Médine, grand prêtre républicain des quartiers populaires

Le 24 février dernier sortait dans les bacs Prose Élite, le cinquième album solo de Médine. Quatre longues années s’étaient écoulées depuis Protest Song son quatrième album – bien que Médine ait sorti un EP en 2015. C’est peu dire que j’attendais avec impatience la sortie du nouvel album du rappeur havrais tant Médine est singulier dans le monde du rap français, l’un de ceux qui possèdent la plus belle plume et abordent les grands thèmes de notre époque contemporaine. Tous ces attributs font de Médine l’une des voix qui compte dans les quartiers populaires en cela qu’il permet de porter la voix de ces quartiers en même temps qu’il tente de créer des ponts.

Le moins que je puisse dire c’est que je n’ai pas été déçu de cet album qui dépasse allégrement le simple cadre musical. Au-delà de la grande densité portée par Prose Élite (qui compte 13 titres tous plus percutants les uns que les autres) c’est, et nous y reviendrons plus tard, la portée des messages défendus par Médine tout au fil de cet album qui le rendent particulièrement réussi. En intitulant son album de la sorte et en faisant figurer Victor Hugo sur la pochette de l’album, le rappeur du Havre se place explicitement dans une position de prêcheur républicain mais quoi de plus normal ? En effet, qui peut prétendre faire du rap sans prendre position (les positions du Kamasutra dira Youssoupha de manière géniale dans Grand Paris).

 

Le chef-d’œuvre prenant forme

 

Si l’album sorti fin février ne rompt pas totalement avec les habitudes du rappeur, notamment dans les sujets abordés et la manière de les rapper, il représente toutefois une inflexion assez grande par rapport à ce que Médine a pu faire tout au fil de sa carrière. De 11 septembre, récit du 11ème jour sorti il y a de ça 13 ans à Prose Élite, Médine a su se réinventer sans pour autant se renier. C’est sans doute ce qui rend son œuvre à la fois pertinente et non répétitive. C’est évidemment l’une des grandes forces nécessaires pour rendre son art intéressant et c’est tout le génie de Médine que d’avoir réussi à se placer en rupture tout en étant en continuité. Cela donne de la cohérence à son œuvre.

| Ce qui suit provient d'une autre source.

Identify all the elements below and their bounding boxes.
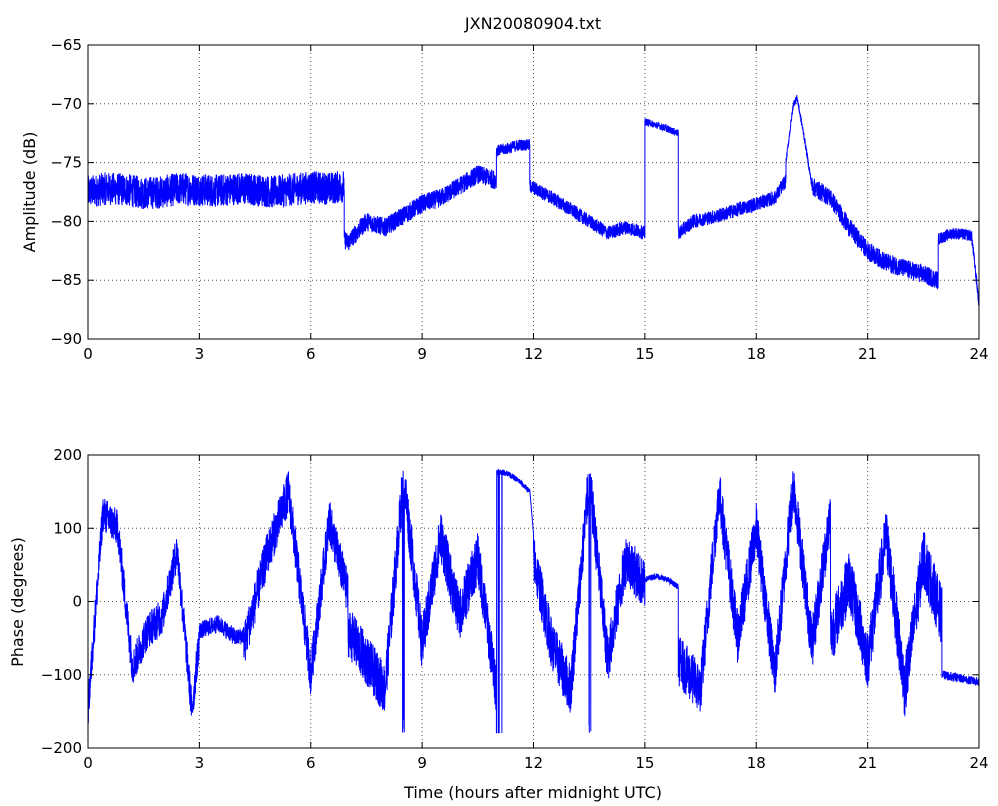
phase-xtick-label: 3 (195, 754, 205, 772)
phase-xtick-label: 9 (417, 754, 427, 772)
amplitude-xtick-label: 9 (417, 345, 427, 363)
phase-xtick-label: 24 (969, 754, 988, 772)
amplitude-ytick-label: −65 (50, 36, 82, 54)
amplitude-ytick-label: −80 (50, 212, 82, 230)
phase-ylabel: Phase (degrees) (8, 537, 27, 667)
amplitude-xtick-label: 3 (195, 345, 205, 363)
amplitude-xtick-label: 15 (635, 345, 654, 363)
amplitude-ylabel: Amplitude (dB) (20, 132, 39, 253)
phase-axes: 0 3 6 9 12 15 18 21 24 −200 −100 0 100 200 (41, 446, 989, 772)
amplitude-xtick-label: 18 (747, 345, 766, 363)
phase-ytick-label: 100 (53, 519, 82, 537)
phase-trace (88, 468, 979, 734)
amplitude-xtick-label: 6 (306, 345, 316, 363)
phase-xtick-label: 0 (83, 754, 93, 772)
phase-ytick-label: 0 (72, 593, 82, 611)
amplitude-ytick-label: −70 (50, 95, 82, 113)
amplitude-ytick-label: −90 (50, 330, 82, 348)
phase-ytick-label: 200 (53, 446, 82, 464)
phase-xtick-label: 15 (635, 754, 654, 772)
amplitude-axes: 0 3 6 9 12 15 18 21 24 −90 −85 −80 −75 −70 −65 (50, 36, 988, 363)
amplitude-xtick-label: 12 (524, 345, 543, 363)
amplitude-xtick-label: 24 (969, 345, 988, 363)
phase-ytick-label: −100 (41, 666, 82, 684)
amplitude-xtick-label: 0 (83, 345, 93, 363)
amplitude-xtick-label: 21 (858, 345, 877, 363)
phase-ytick-label: −200 (41, 739, 82, 757)
phase-xtick-label: 12 (524, 754, 543, 772)
phase-xtick-label: 21 (858, 754, 877, 772)
phase-xtick-label: 6 (306, 754, 316, 772)
amplitude-ytick-label: −75 (50, 154, 82, 172)
amplitude-trace (88, 94, 979, 306)
phase-xtick-label: 18 (747, 754, 766, 772)
figure-title: JXN20080904.txt (464, 14, 601, 33)
phase-xlabel: Time (hours after midnight UTC) (403, 783, 662, 802)
amplitude-ytick-label: −85 (50, 271, 82, 289)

Il faut, je pense, même aller plus loin : c’est précisément ces multiples modifications dans sa manière d’aborder le rap et les sujets qu’ils traitent qui donne une cohérence extraordinaire à sa discographie. Loin d’affaiblir les plusieurs albums qu’il a déjà sortis, les différences constatées enrichissent mutuellement les disques en les replaçant dans une grande fresque un peu comme les différents cycles entrepris par Camus dans son œuvre ne s’affaiblissent pas mutuellement mais au contraire se répondent. Finalement, l’œuvre de Médine me fait quelque peu penser à John Doe dans Se7en : ce n’est qu’une fois que l’on a tous les éléments en main que l’on peut se rendre compte du génie (démoniaque) de l’entreprise de l’anti-héros du film. De la même manière, ce n’est qu’en accédant aux albums suivants que l’on arrive à saisir complètement le message des précédents opus.

 

De Goldstein à John le Sauvage

 

L’inflexion majeure portée par Prose Élite se situe dans le fait que Médine condamne moins qu’il ne tente à la fois d’alerter et de convaincre. L’évolution se traduit d’ailleurs dans le nom même des albums. À Protest Song a succédé Prose Élite et je suis de ceux qui pensent que le titre d’une œuvre (film, album, livre) est à analyser autant sinon plus que le contenu même de ladite œuvre. Par les titres donnés à ces albums Médine suggère le passage de la protestation à la volonté d’aller conquérir les esprits. Entendons-nous bien, cela ne signifie évidemment pas que par le passé le rappeur se contenter de protester mais bien plus que la sortie de son dernier album marque une forme de nouvelle phase dans sa carrière où la simple protestation et la provocation ont une place moins importante.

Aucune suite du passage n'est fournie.